Nous avons devant nous une vraie opportunité :

-  La crise que nous venons de connaître révèle des faiblesses et des insuffisances, mais elle nous permet de prendre conscience des progrès, nombreux, qu’il nous faut accomplir.

-  Les derniers résultats économiques et sociaux montrent que la France a des atouts considérables et que les efforts des Français sont payants.

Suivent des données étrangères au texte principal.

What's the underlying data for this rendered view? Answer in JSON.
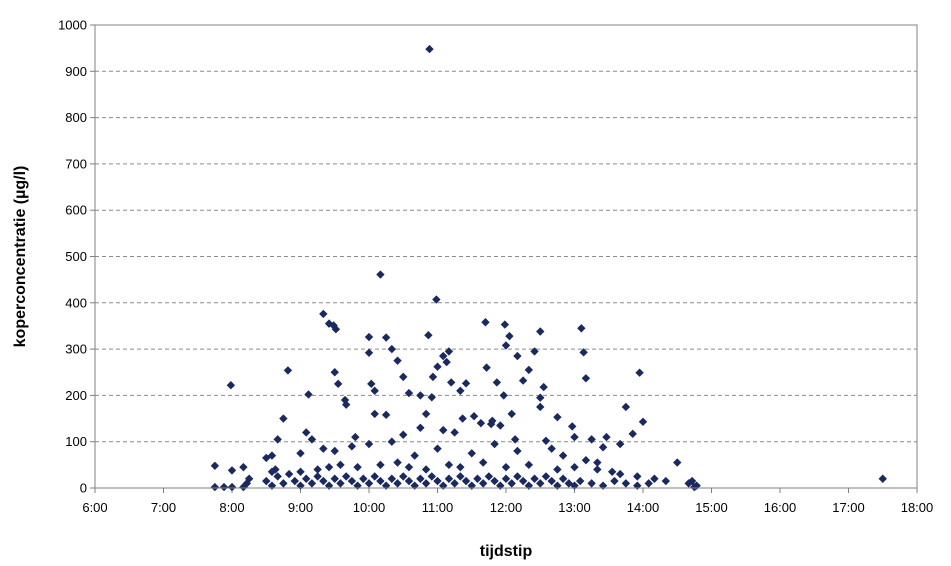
{
  "chart_data": {
    "type": "scatter",
    "title": "",
    "xlabel": "tijdstip",
    "ylabel": "koperconcentratie (µg/l)",
    "xlim": [
      "6:00",
      "18:00"
    ],
    "ylim": [
      0,
      1000
    ],
    "x_ticks": [
      "6:00",
      "7:00",
      "8:00",
      "9:00",
      "10:00",
      "11:00",
      "12:00",
      "13:00",
      "14:00",
      "15:00",
      "16:00",
      "17:00",
      "18:00"
    ],
    "y_ticks": [
      "0",
      "100",
      "200",
      "300",
      "400",
      "500",
      "600",
      "700",
      "800",
      "900",
      "1000"
    ],
    "grid": "horizontal dashed",
    "legend": "none",
    "marker_color": "#1a2a5e",
    "marker": "diamond",
    "series": [
      {
        "points": [
          [
            "10:53",
            948
          ],
          [
            "10:10",
            461
          ],
          [
            "10:59",
            407
          ],
          [
            "9:20",
            376
          ],
          [
            "9:25",
            355
          ],
          [
            "9:29",
            351
          ],
          [
            "9:31",
            343
          ],
          [
            "10:00",
            326
          ],
          [
            "10:15",
            325
          ],
          [
            "10:52",
            330
          ],
          [
            "11:42",
            358
          ],
          [
            "11:59",
            353
          ],
          [
            "12:03",
            328
          ],
          [
            "12:30",
            338
          ],
          [
            "13:06",
            345
          ],
          [
            "12:00",
            308
          ],
          [
            "10:20",
            300
          ],
          [
            "11:10",
            295
          ],
          [
            "11:05",
            285
          ],
          [
            "12:10",
            285
          ],
          [
            "12:25",
            295
          ],
          [
            "13:08",
            293
          ],
          [
            "10:00",
            292
          ],
          [
            "10:25",
            275
          ],
          [
            "11:08",
            272
          ],
          [
            "11:00",
            262
          ],
          [
            "11:43",
            260
          ],
          [
            "12:20",
            255
          ],
          [
            "8:49",
            254
          ],
          [
            "9:30",
            250
          ],
          [
            "10:30",
            240
          ],
          [
            "10:56",
            240
          ],
          [
            "13:10",
            237
          ],
          [
            "12:15",
            232
          ],
          [
            "11:12",
            228
          ],
          [
            "11:25",
            226
          ],
          [
            "11:52",
            228
          ],
          [
            "12:33",
            218
          ],
          [
            "10:02",
            225
          ],
          [
            "7:59",
            222
          ],
          [
            "13:57",
            249
          ],
          [
            "9:33",
            225
          ],
          [
            "10:05",
            210
          ],
          [
            "10:35",
            205
          ],
          [
            "11:20",
            210
          ],
          [
            "9:07",
            202
          ],
          [
            "9:39",
            190
          ],
          [
            "9:40",
            180
          ],
          [
            "10:45",
            200
          ],
          [
            "10:55",
            196
          ],
          [
            "11:58",
            200
          ],
          [
            "12:30",
            195
          ],
          [
            "13:45",
            175
          ],
          [
            "14:00",
            143
          ],
          [
            "13:51",
            117
          ],
          [
            "10:05",
            160
          ],
          [
            "10:15",
            158
          ],
          [
            "10:50",
            160
          ],
          [
            "11:22",
            150
          ],
          [
            "11:32",
            155
          ],
          [
            "12:05",
            160
          ],
          [
            "12:45",
            153
          ],
          [
            "12:30",
            175
          ],
          [
            "11:48",
            145
          ],
          [
            "11:38",
            140
          ],
          [
            "11:47",
            138
          ],
          [
            "11:55",
            135
          ],
          [
            "10:45",
            130
          ],
          [
            "12:58",
            133
          ],
          [
            "13:00",
            110
          ],
          [
            "13:15",
            105
          ],
          [
            "13:40",
            95
          ],
          [
            "8:45",
            150
          ],
          [
            "9:05",
            120
          ],
          [
            "9:00",
            75
          ],
          [
            "9:10",
            105
          ],
          [
            "8:40",
            105
          ],
          [
            "9:48",
            110
          ],
          [
            "10:30",
            115
          ],
          [
            "11:15",
            120
          ],
          [
            "11:05",
            125
          ],
          [
            "12:08",
            105
          ],
          [
            "12:35",
            102
          ],
          [
            "13:28",
            110
          ],
          [
            "13:25",
            88
          ],
          [
            "8:30",
            65
          ],
          [
            "8:35",
            70
          ],
          [
            "9:20",
            85
          ],
          [
            "9:30",
            80
          ],
          [
            "9:45",
            90
          ],
          [
            "10:00",
            95
          ],
          [
            "10:20",
            100
          ],
          [
            "10:40",
            70
          ],
          [
            "11:00",
            85
          ],
          [
            "11:30",
            75
          ],
          [
            "11:50",
            95
          ],
          [
            "12:10",
            80
          ],
          [
            "12:40",
            85
          ],
          [
            "12:50",
            70
          ],
          [
            "13:10",
            60
          ],
          [
            "13:20",
            55
          ],
          [
            "7:45",
            48
          ],
          [
            "8:00",
            38
          ],
          [
            "8:10",
            45
          ],
          [
            "8:35",
            35
          ],
          [
            "8:38",
            40
          ],
          [
            "8:50",
            30
          ],
          [
            "9:00",
            35
          ],
          [
            "9:15",
            40
          ],
          [
            "9:25",
            45
          ],
          [
            "9:35",
            50
          ],
          [
            "9:50",
            45
          ],
          [
            "10:10",
            50
          ],
          [
            "10:25",
            55
          ],
          [
            "10:35",
            45
          ],
          [
            "10:50",
            40
          ],
          [
            "11:10",
            50
          ],
          [
            "11:20",
            45
          ],
          [
            "11:40",
            55
          ],
          [
            "12:00",
            45
          ],
          [
            "12:20",
            50
          ],
          [
            "12:45",
            40
          ],
          [
            "13:00",
            45
          ],
          [
            "13:20",
            40
          ],
          [
            "13:33",
            35
          ],
          [
            "13:40",
            30
          ],
          [
            "13:55",
            25
          ],
          [
            "14:10",
            20
          ],
          [
            "14:30",
            55
          ],
          [
            "14:43",
            15
          ],
          [
            "7:45",
            2
          ],
          [
            "7:53",
            2
          ],
          [
            "8:00",
            2
          ],
          [
            "8:10",
            2
          ],
          [
            "8:13",
            10
          ],
          [
            "8:15",
            20
          ],
          [
            "8:30",
            15
          ],
          [
            "8:35",
            5
          ],
          [
            "8:40",
            25
          ],
          [
            "8:45",
            10
          ],
          [
            "8:55",
            15
          ],
          [
            "9:00",
            5
          ],
          [
            "9:05",
            20
          ],
          [
            "9:10",
            10
          ],
          [
            "9:15",
            25
          ],
          [
            "9:20",
            15
          ],
          [
            "9:25",
            5
          ],
          [
            "9:30",
            20
          ],
          [
            "9:35",
            10
          ],
          [
            "9:40",
            25
          ],
          [
            "9:45",
            15
          ],
          [
            "9:50",
            5
          ],
          [
            "9:55",
            20
          ],
          [
            "10:00",
            10
          ],
          [
            "10:05",
            25
          ],
          [
            "10:10",
            15
          ],
          [
            "10:15",
            5
          ],
          [
            "10:20",
            20
          ],
          [
            "10:25",
            10
          ],
          [
            "10:30",
            25
          ],
          [
            "10:35",
            15
          ],
          [
            "10:40",
            5
          ],
          [
            "10:45",
            20
          ],
          [
            "10:50",
            10
          ],
          [
            "10:55",
            25
          ],
          [
            "11:00",
            15
          ],
          [
            "11:05",
            5
          ],
          [
            "11:10",
            20
          ],
          [
            "11:15",
            10
          ],
          [
            "11:20",
            25
          ],
          [
            "11:25",
            15
          ],
          [
            "11:30",
            5
          ],
          [
            "11:35",
            20
          ],
          [
            "11:40",
            10
          ],
          [
            "11:45",
            25
          ],
          [
            "11:50",
            15
          ],
          [
            "11:55",
            5
          ],
          [
            "12:00",
            20
          ],
          [
            "12:05",
            10
          ],
          [
            "12:10",
            25
          ],
          [
            "12:15",
            15
          ],
          [
            "12:20",
            5
          ],
          [
            "12:25",
            20
          ],
          [
            "12:30",
            10
          ],
          [
            "12:35",
            25
          ],
          [
            "12:40",
            15
          ],
          [
            "12:45",
            5
          ],
          [
            "12:50",
            20
          ],
          [
            "12:55",
            10
          ],
          [
            "13:00",
            5
          ],
          [
            "13:05",
            15
          ],
          [
            "13:15",
            10
          ],
          [
            "13:25",
            5
          ],
          [
            "13:35",
            15
          ],
          [
            "13:45",
            10
          ],
          [
            "13:55",
            5
          ],
          [
            "14:05",
            10
          ],
          [
            "14:20",
            15
          ],
          [
            "14:40",
            10
          ],
          [
            "14:45",
            2
          ],
          [
            "14:47",
            5
          ],
          [
            "17:30",
            20
          ]
        ]
      }
    ]
  }
}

  • Le chômage baisse : 20 000 demandeurs d’emploi en moins, soit un taux de chômage de 9,7% pour le mois de novembre contre 10,2% en avril. Cela fait 130 000 demandeurs d’emploi en moins. Cette nouvelle baisse est pour moi un encouragement à aller plus vite et plus loin : j’annoncerai donc, dans le courant du mois de janvier, de nouvelles mesures pour renforcer notre dispositif.
  • La mobilisation du service public de l’emploi est totale : j’ai pu en juger directement sur le terrain. Après les 57.000 jeunes chômeurs de longue durée, 174 000 titulaires de l’allocation de solidarité spécifique ont bénéficié d’un entretien personnalisé. Plus de 80.000 jeunes sont accompagnés par les missions locales dans le cadre du CIVIS.
  • La croissance commence à revenir : avec 0,7% au troisième trimestre, c’est l’une des croissances les plus fortes de la zone euro.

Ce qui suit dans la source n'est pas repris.